There are a few reasons that so many boys were able to bypass the legal age limit for fighting overseas. Firstly, there was the fact that a lot of soldiers needed to be mobilized at short notice. At the time WWI broke out, Germany had an army of 3.7 million men, while Britain had around 700,000.
A storm of intense patriotic fervor gripped the nation, and young men – including hundreds of thousands of underage boys – lined up in droves to serve their king and country, not knowing a thing about the horrific realities of warfare that awaited them across the ocean.
Secondly, record-keeping was nowhere near as strict and comprehensive a hundred years ago as it is in today’s digital age, and bureaucracy was not nearly as pervasive as it is now, so it was a lot easier for young men to lie about their age at that time.
Thirdly, many recruiters were more concerned with the recruits’ ability to meet the minimum physical standards of at least five foot three in height, and a chest of at least thirty-four inches, than they were with strict age limits. As long as a young man was physically large enough and keen to fight, many recruiters were fine with turning a blind eye to the fact that the recruit was obviously underage.
Sadly, many recruiters were motivated by pure greed, too.

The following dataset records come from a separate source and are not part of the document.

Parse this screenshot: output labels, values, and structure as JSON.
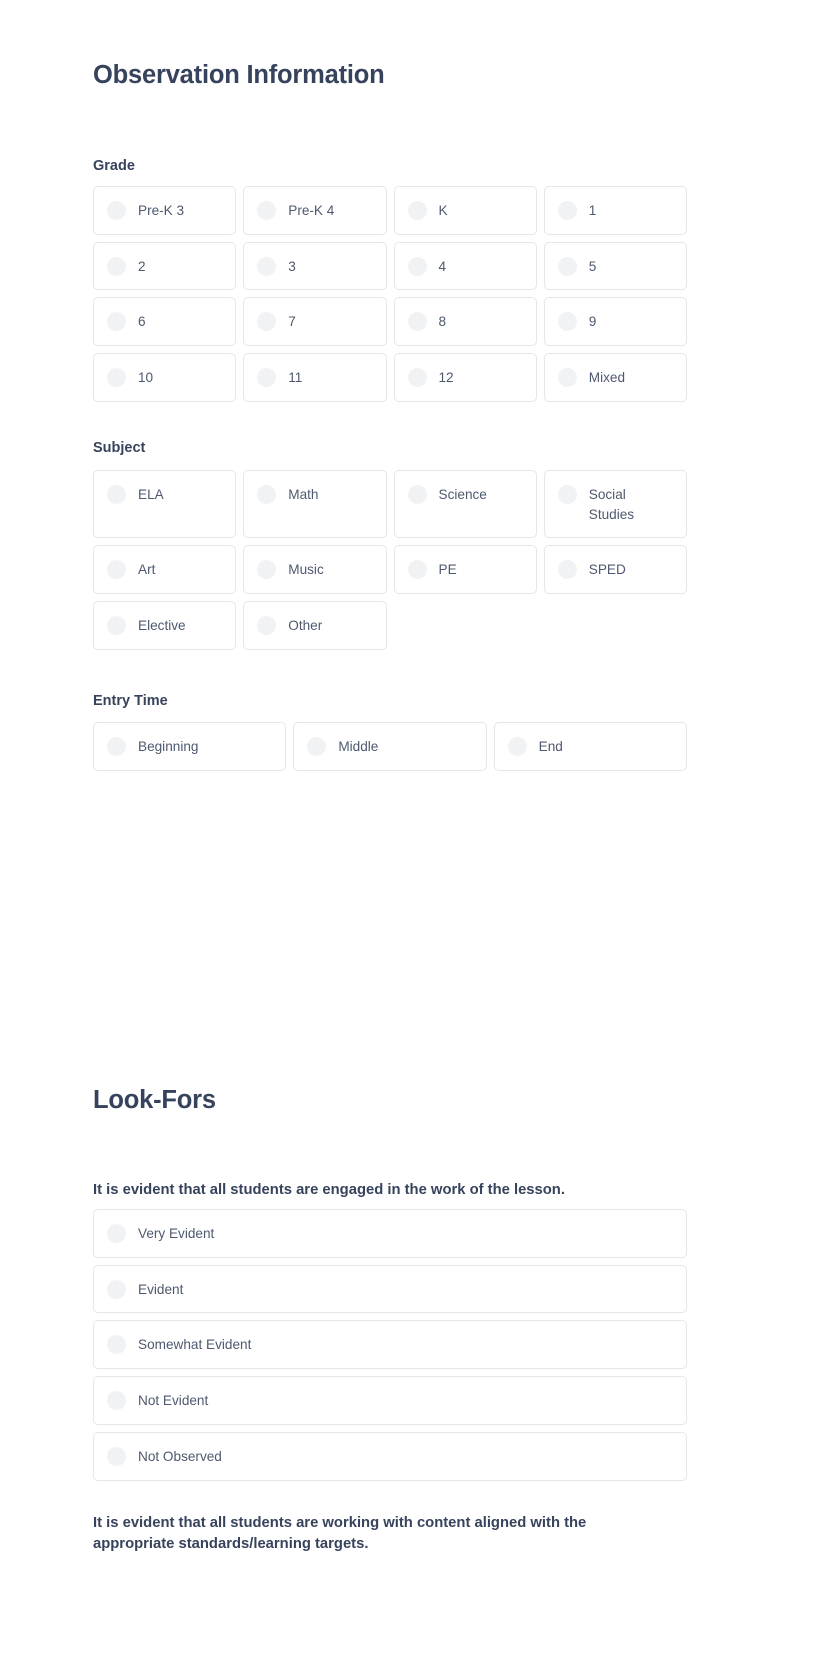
{
  "theme": {
    "background": "#ffffff",
    "heading_color": "#37435c",
    "label_color": "#4e596f",
    "card_border": "#e4e6ea",
    "radio_fill": "#f1f2f4"
  },
  "sections": {
    "observation": {
      "title": "Observation Information",
      "fields": {
        "grade": {
          "label": "Grade",
          "options": [
            "Pre-K 3",
            "Pre-K 4",
            "K",
            "1",
            "2",
            "3",
            "4",
            "5",
            "6",
            "7",
            "8",
            "9",
            "10",
            "11",
            "12",
            "Mixed"
          ]
        },
        "subject": {
          "label": "Subject",
          "options": [
            "ELA",
            "Math",
            "Science",
            "Social Studies",
            "Art",
            "Music",
            "PE",
            "SPED",
            "Elective",
            "Other"
          ]
        },
        "entry_time": {
          "label": "Entry Time",
          "options": [
            "Beginning",
            "Middle",
            "End"
          ]
        }
      }
    },
    "look_fors": {
      "title": "Look-Fors",
      "questions": [
        {
          "text": "It is evident that all students are engaged in the work of the lesson.",
          "options": [
            "Very Evident",
            "Evident",
            "Somewhat Evident",
            "Not Evident",
            "Not Observed"
          ]
        },
        {
          "text": "It is evident that all students are working with content aligned with the appropriate standards/learning targets.",
          "options": []
        }
      ]
    }
  }
}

They were paid two shillings and sixpence, equivalent to about £6 in today’s money, for every man that successfully signed up, so they could make a lot of money by letting in pretty much anyone who satisfied the physical requirements.
Finally, much of the motivation for underage boys to enlist came from the circumstances of the boys’ lives. Many ran away from home to escape unhappy home lives, or enlisted because they saw the army as a ticket out of dire poverty or other situations of hopelessness. Others lusted for adventure, having little idea of the horrors that lay ahead.

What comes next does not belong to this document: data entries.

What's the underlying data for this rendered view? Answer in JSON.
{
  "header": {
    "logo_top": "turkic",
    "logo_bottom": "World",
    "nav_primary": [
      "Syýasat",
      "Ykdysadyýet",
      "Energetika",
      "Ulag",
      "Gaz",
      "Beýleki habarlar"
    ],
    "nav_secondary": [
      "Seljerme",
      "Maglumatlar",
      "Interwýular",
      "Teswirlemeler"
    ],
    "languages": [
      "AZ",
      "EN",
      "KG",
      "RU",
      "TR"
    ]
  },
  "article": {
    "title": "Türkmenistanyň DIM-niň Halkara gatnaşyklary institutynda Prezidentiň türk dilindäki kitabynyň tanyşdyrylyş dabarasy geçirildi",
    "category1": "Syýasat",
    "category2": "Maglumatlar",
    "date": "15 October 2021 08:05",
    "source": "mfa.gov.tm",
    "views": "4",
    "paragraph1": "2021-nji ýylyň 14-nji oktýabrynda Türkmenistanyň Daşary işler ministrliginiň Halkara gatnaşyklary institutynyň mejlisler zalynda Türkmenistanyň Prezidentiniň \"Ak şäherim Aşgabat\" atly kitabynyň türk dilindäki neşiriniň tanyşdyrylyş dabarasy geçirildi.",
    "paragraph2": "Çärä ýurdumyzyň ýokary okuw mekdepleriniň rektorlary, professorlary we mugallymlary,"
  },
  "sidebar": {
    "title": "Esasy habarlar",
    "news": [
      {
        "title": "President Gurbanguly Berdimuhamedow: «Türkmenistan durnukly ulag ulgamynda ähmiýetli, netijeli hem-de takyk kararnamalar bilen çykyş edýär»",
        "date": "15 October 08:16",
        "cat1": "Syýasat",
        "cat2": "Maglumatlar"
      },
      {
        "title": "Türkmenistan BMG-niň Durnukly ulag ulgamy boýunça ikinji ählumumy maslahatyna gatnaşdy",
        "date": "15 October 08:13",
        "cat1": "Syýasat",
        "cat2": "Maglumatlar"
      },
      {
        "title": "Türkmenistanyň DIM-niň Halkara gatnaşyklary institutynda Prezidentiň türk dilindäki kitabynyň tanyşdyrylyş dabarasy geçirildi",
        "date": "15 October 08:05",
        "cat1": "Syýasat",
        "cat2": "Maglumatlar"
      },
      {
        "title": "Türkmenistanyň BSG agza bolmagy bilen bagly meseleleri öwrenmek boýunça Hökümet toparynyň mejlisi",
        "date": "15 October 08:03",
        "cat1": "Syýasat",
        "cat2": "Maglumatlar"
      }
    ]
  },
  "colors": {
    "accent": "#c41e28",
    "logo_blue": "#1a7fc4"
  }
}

Others were pushed by family, schoolmasters and even priests to enlist as a way of toughening them up and getting to learn about duty and responsibility. None of those pushing the boys to enlist had much idea about the realities of warfare.

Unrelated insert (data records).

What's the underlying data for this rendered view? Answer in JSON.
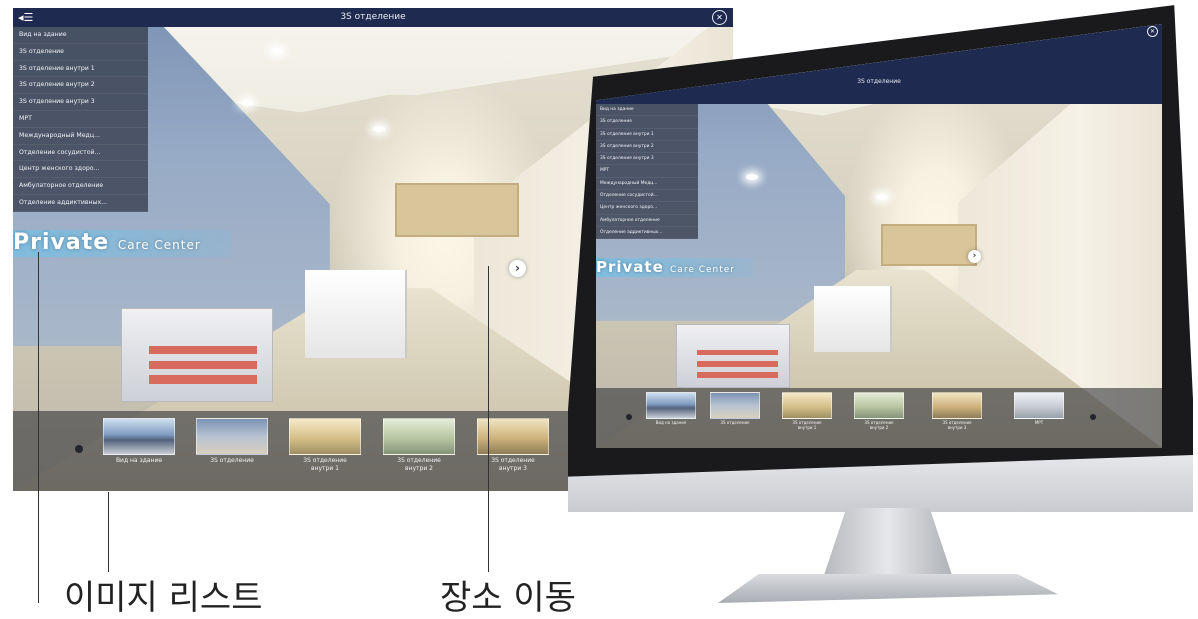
{
  "viewer": {
    "title": "3S отделение",
    "nav_toggle_icon": "◂☰",
    "close_icon": "✕",
    "next_icon": "›",
    "sign_main": "Private",
    "sign_sub": "Care Center",
    "menu": [
      "Вид на здание",
      "3S отделение",
      "3S отделение внутри 1",
      "3S отделение внутри 2",
      "3S отделение внутри 3",
      "МРТ",
      "Международный Медц...",
      "Отделение сосудистой...",
      "Центр женского здоро...",
      "Амбулаторное отделение",
      "Отделение аддиктивных..."
    ],
    "thumbnails": [
      {
        "caption": "Вид на здание"
      },
      {
        "caption": "3S отделение"
      },
      {
        "caption": "3S отделение\nвнутри 1"
      },
      {
        "caption": "3S отделение\nвнутри 2"
      },
      {
        "caption": "3S отделение\nвнутри 3"
      },
      {
        "caption": "МРТ"
      }
    ]
  },
  "callouts": {
    "image_list": "이미지 리스트",
    "move_location": "장소 이동"
  }
}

Attitudes toward the boy soldiers and their place on the battlefield did change, however, as WWI progressed. As the public became more aware of the scale of carnage and the brutality of the war, there was a swing in public opinion and many people began to demand that boy soldiers be removed from the front lines and sent home.
In 1916 the War Office acquiesced and said that if parents could prove their sons’ ages with a birth certificate, they could have the boys removed from the front lines and sent home. Nonetheless, many of these boy soldiers ended up staying at the front and fighting in the savage battles of the First World War right up until the end of it in 1918.
Read another story from us: The Youngest Soldier In WWI Was A Serbian Boy, Aged 8
Those who survived made it home, having done a lot of growing up in those terrible years and having seen, experienced and survived things that most men three or four times their age would not have lived through.
The end of the First World War was not to be the end of child soldiers fighting in wars, of course, as this has continued until the present day, but it was, thankfully, perhaps the final instance of the presence of underage boys in such vast numbers on the battlefields of war.